I was angry.  I was angry at how my cup was broken.  I was angry at the student for his attitude
and lack of remorse.  I could probably be angry for when he will undoubtedly return to my class
and I will have to be polite and helpful.

Then I was angry with myself.  It's just a cup. I have others.  This situation is not totally about me
but about the very sad situation that the student is in that has resulted in his placement at a
discipline campus.  What kind of home life does he have that has nurtured this attitude in him?

Then the Holy Spirit brought to my mind the stories of the Hebrew people.  God loved on them and
yet they still rebelled. And sometimes His anger burned against them.

I've met the parent of this student which does shed light on the situation.  He may not know better
or may be conditioned to act this way.

God's people knew better, and so do I.  What should my response be?

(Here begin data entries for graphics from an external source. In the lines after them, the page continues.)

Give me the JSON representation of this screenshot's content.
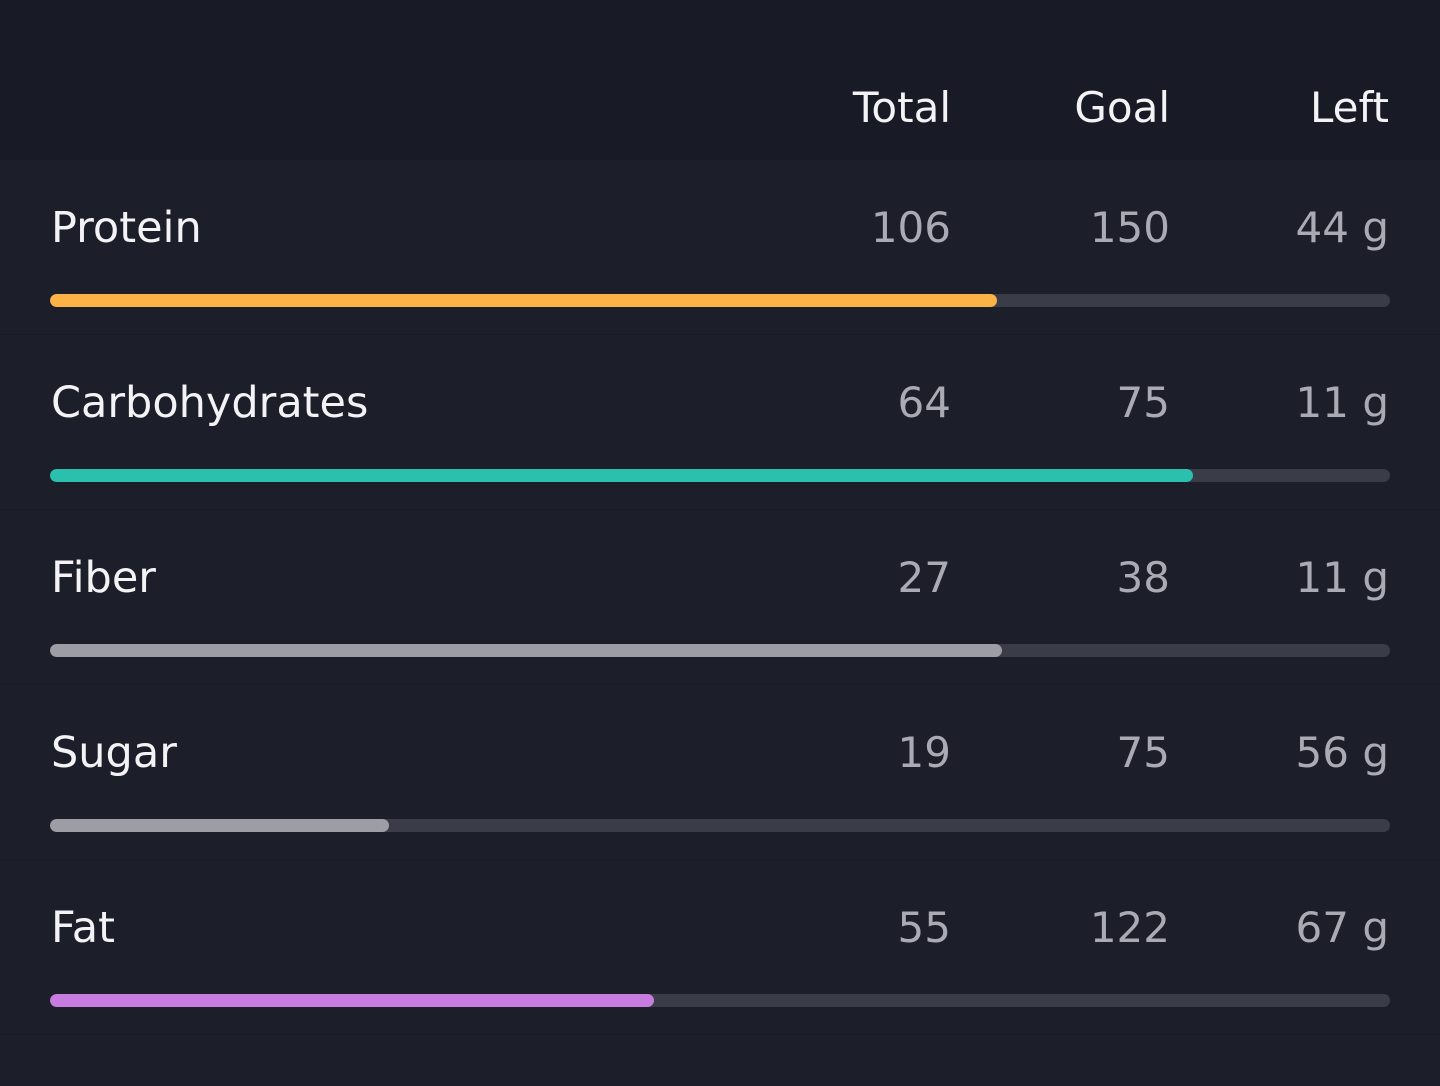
{
  "header": {
    "total_label": "Total",
    "goal_label": "Goal",
    "left_label": "Left"
  },
  "nutrients": [
    {
      "name": "Protein",
      "total": "106",
      "goal": "150",
      "left": "44 g",
      "progress": 0.7067,
      "color": "#fbb347"
    },
    {
      "name": "Carbohydrates",
      "total": "64",
      "goal": "75",
      "left": "11 g",
      "progress": 0.8533,
      "color": "#2bbfad"
    },
    {
      "name": "Fiber",
      "total": "27",
      "goal": "38",
      "left": "11 g",
      "progress": 0.7105,
      "color": "#9d9ea5"
    },
    {
      "name": "Sugar",
      "total": "19",
      "goal": "75",
      "left": "56 g",
      "progress": 0.2533,
      "color": "#9d9ea5"
    },
    {
      "name": "Fat",
      "total": "55",
      "goal": "122",
      "left": "67 g",
      "progress": 0.4508,
      "color": "#c77ddf"
    }
  ],
  "colors": {
    "background": "#1c1e2a",
    "header_background": "#181a25",
    "track": "#3a3c48"
  }
}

When God did something amazing, His people would stop and build an altar as a reminder.  
If I keep this broken cup, will it be an altar to God to remind me of His love and forgiveness that is
available  to all, to me, to this student? Or am I just holding on to one more thing that I don't really
need? Or will it just remind me of my anger?

Today the tiara coffee mug is sitting on my desk.  Broken. I think I will need to let go of it soon
because I don't really need it or an altar.  Maybe journaling this event will serve as my monument
to remember 1 John 1:9, "If we confess our sins, He is faithful and just and will forgive us our sins
and purify us from all unrighteousness."  This forgiveness is extended until our last breath. And
although I need to hold this student accountable, I also need to offer forgiveness. I'm not sure he
will accept it, but that's not my responsibility.

Update: My friends are the most awesome people ever!
Very soon after the incident, a friend was cleaning out her cabinet and found the cup. She
brought it to school for me. It says, "Queen for a day," but we all know that I'm royal every
single day! I love the fun character on it and will enjoy it on my back porch this summer!
Thank you Carol!
And more recently, another long time friend brought me this travel mug with the same saying on
it that my other cup had. She had asked me for a picture of my tiara some time back and then had
it etched into the cup.That's my tiara, y'all! I cried right there on the spot. Thank you Jennifer!